Ao entrar na primeira sala da exposição “Tudo o que eu quero”, na Gulbenkian, enfrentamos Aurélia de Sousa. Olha-nos como quem reclama um lugar que historicamente não lhe pertence, enquanto mulher. Como se nos dissesse “esta sou eu aos meus olhos”, contra a maré de uma História da Arte que durante séculos contemplava as mulheres apenas como representações figurativas vistas por uma lente masculina. “Menos de 4% das artistas nas secções de Arte Moderna são mulheres, mas 76% dos nus são mulheres” lê-se na obra Do women have to be naked to get into the Met. Museum? (2005), de Guerrilla Girls. A proposta de Helena de Freitas e Bruno Marchand, curadores da exposição, foi no sentido de reunir mulheres que (se) olhem, a si e ao mundo à sua volta, e que, de certa forma, dialoguem entre si. 

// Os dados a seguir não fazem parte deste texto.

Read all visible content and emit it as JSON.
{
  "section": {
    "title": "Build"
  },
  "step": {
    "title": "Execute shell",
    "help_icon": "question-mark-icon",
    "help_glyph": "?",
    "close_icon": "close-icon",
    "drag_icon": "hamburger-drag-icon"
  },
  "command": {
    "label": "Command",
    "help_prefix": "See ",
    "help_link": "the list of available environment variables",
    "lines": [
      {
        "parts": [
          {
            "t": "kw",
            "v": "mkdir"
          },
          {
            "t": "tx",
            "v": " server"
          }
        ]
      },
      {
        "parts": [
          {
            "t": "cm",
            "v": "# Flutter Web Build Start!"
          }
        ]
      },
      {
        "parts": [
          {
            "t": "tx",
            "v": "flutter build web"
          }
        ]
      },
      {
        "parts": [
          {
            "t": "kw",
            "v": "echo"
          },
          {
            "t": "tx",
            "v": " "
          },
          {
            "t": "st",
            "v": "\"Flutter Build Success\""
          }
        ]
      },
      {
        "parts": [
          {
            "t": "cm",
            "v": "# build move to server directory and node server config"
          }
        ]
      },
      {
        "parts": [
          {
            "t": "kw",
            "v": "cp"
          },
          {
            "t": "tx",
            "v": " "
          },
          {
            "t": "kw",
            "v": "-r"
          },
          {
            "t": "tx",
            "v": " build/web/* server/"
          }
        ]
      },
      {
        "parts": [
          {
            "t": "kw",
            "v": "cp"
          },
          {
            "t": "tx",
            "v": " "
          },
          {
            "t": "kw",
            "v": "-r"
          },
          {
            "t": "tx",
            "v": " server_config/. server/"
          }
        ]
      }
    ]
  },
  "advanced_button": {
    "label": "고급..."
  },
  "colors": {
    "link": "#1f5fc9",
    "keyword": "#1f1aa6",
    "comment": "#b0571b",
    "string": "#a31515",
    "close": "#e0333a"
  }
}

À porta da primeira sala, sentamo-nos com Helena de Freitas e, desde logo, perguntamos “porquê estas artistas e não outras?”. Explica-nos que a curadoria foi sendo feita em rede, e que a intenção era “construir esta exposição a partir das obras e não das artistas que fossem representativas”. “Não há nenhuma ideia de representatividade nesta exposição, nem de hierarquia, nem de importância. As artistas estão todas ao mesmo nível, sempre que possível, e as obras surgiram-nos na relação que umas têm com as outras. Portanto, a criação de diálogos entre artistas intergeracionais, para nós, foi um dado importante. Também não tentámos procurar aqui o que era feminino nem o que era português, o que nos interessou fazer foi uma afirmação de força destas mulheres artistas, que era um statement importante, mas sem trazer as artistas mais internacionais ou as mais importantes. Não estivemos a cumprir um puzzle de História da Arte, a exposição não é histórica, mas dentro destes núcleos que fomos construindo, o essencial foi tentar construir um conjunto de subtemas que dessem expressão à força e autonomia das mulheres artistas em Portugal”, explica. 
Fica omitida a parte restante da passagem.